The long term bearish trend in the EURUSD pair is currently at a vulnerable stage since the U.S dollar is pretty weak against its major rivals. Technically the EURUSD pair forming an ascending structure respecting the minor bearish trend line in the weekly chart. However, the price is still confined within a wide range in the weekly chart. Expert’s professionals are still expecting to for the bullish breakout confirmation in the weekly chart resistance. In order to establish bullish momentum in the market, the pair needs to overcome the weekly resistance at 1.12258.If the pair manages to breach that level then the pair will face the most important critical resistance level at 1.1600 level. A valid break of that level will confirm the end of the long-term bearish trend in the market. On the contrary, a valid break of the critical support level at 1.04807 levels is required to confirm the continuation of the long-term bearish trend.

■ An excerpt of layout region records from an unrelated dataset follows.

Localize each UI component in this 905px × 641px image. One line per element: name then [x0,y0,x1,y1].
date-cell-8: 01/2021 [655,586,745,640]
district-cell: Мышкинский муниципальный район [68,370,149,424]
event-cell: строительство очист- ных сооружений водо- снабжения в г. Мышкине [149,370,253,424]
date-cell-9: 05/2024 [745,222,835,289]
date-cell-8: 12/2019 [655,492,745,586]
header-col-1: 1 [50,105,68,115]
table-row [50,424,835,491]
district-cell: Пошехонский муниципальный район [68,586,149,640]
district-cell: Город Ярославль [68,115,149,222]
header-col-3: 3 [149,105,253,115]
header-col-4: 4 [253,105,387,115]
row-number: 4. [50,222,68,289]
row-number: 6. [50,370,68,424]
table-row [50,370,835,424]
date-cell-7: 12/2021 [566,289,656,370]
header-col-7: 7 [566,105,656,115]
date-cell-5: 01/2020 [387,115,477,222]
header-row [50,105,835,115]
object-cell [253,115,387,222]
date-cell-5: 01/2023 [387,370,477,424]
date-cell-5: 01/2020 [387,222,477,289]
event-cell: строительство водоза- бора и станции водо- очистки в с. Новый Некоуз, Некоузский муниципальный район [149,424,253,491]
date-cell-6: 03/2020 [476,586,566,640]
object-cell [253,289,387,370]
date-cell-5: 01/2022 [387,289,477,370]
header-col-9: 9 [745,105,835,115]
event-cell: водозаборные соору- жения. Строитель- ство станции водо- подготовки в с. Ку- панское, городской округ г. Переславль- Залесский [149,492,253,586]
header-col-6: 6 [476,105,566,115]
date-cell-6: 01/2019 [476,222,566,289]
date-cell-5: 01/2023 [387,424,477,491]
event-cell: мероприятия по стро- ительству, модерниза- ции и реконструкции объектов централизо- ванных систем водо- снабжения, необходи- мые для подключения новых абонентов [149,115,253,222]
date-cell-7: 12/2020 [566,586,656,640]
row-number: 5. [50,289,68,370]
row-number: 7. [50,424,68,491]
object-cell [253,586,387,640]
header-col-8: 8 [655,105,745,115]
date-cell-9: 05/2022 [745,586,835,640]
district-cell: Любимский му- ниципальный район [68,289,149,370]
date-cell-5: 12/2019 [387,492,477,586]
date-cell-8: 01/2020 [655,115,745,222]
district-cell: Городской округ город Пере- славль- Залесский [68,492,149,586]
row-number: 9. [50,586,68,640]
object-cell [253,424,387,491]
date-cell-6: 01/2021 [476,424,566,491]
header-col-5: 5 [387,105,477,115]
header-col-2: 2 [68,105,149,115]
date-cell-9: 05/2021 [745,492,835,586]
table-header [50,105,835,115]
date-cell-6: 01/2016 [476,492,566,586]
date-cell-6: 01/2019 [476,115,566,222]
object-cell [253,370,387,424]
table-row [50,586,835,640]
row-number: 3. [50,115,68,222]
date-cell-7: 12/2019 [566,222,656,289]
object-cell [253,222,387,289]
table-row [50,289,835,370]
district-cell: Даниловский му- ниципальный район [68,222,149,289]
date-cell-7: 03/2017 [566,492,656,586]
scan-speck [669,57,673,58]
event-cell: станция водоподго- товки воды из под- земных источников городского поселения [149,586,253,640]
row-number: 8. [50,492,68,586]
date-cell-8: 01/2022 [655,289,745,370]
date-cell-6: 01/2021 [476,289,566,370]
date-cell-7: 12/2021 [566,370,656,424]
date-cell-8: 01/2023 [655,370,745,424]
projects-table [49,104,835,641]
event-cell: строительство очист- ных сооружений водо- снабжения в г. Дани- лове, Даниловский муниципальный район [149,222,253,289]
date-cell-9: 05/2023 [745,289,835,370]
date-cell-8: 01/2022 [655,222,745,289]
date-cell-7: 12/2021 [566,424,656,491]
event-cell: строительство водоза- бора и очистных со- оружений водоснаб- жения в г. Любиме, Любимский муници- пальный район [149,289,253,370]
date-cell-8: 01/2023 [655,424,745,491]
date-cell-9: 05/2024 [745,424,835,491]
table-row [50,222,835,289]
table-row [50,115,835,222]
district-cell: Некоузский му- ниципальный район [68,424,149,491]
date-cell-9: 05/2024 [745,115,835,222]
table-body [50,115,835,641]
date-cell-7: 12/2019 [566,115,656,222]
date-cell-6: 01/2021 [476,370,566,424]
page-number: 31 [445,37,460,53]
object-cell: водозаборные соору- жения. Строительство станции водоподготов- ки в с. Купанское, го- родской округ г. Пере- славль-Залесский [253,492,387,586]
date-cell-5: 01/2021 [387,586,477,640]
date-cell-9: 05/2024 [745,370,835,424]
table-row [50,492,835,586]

Summary: The overall bias for the EURUSD pair remains bearish in this upcoming week. The conservative traders are waiting for the price to retrace back to the critical resistance level at 1.12078 level. If the price retraces back to that critical resistance level professional traders will enter short in this pair with bearish price action confirmation signal. On the other hand, if pair fails to retrace back then the short order will be executed in the market with the clear break of the critical support level at 1.09475.However,there is small chance that the price might again start exhibiting bullish momentum in the market from the 61.8% retracement level. So, if there is bullish candlestick formation near the 1.09475 level then we will remain on the sideline until a better trading opportunity presents itself in the market.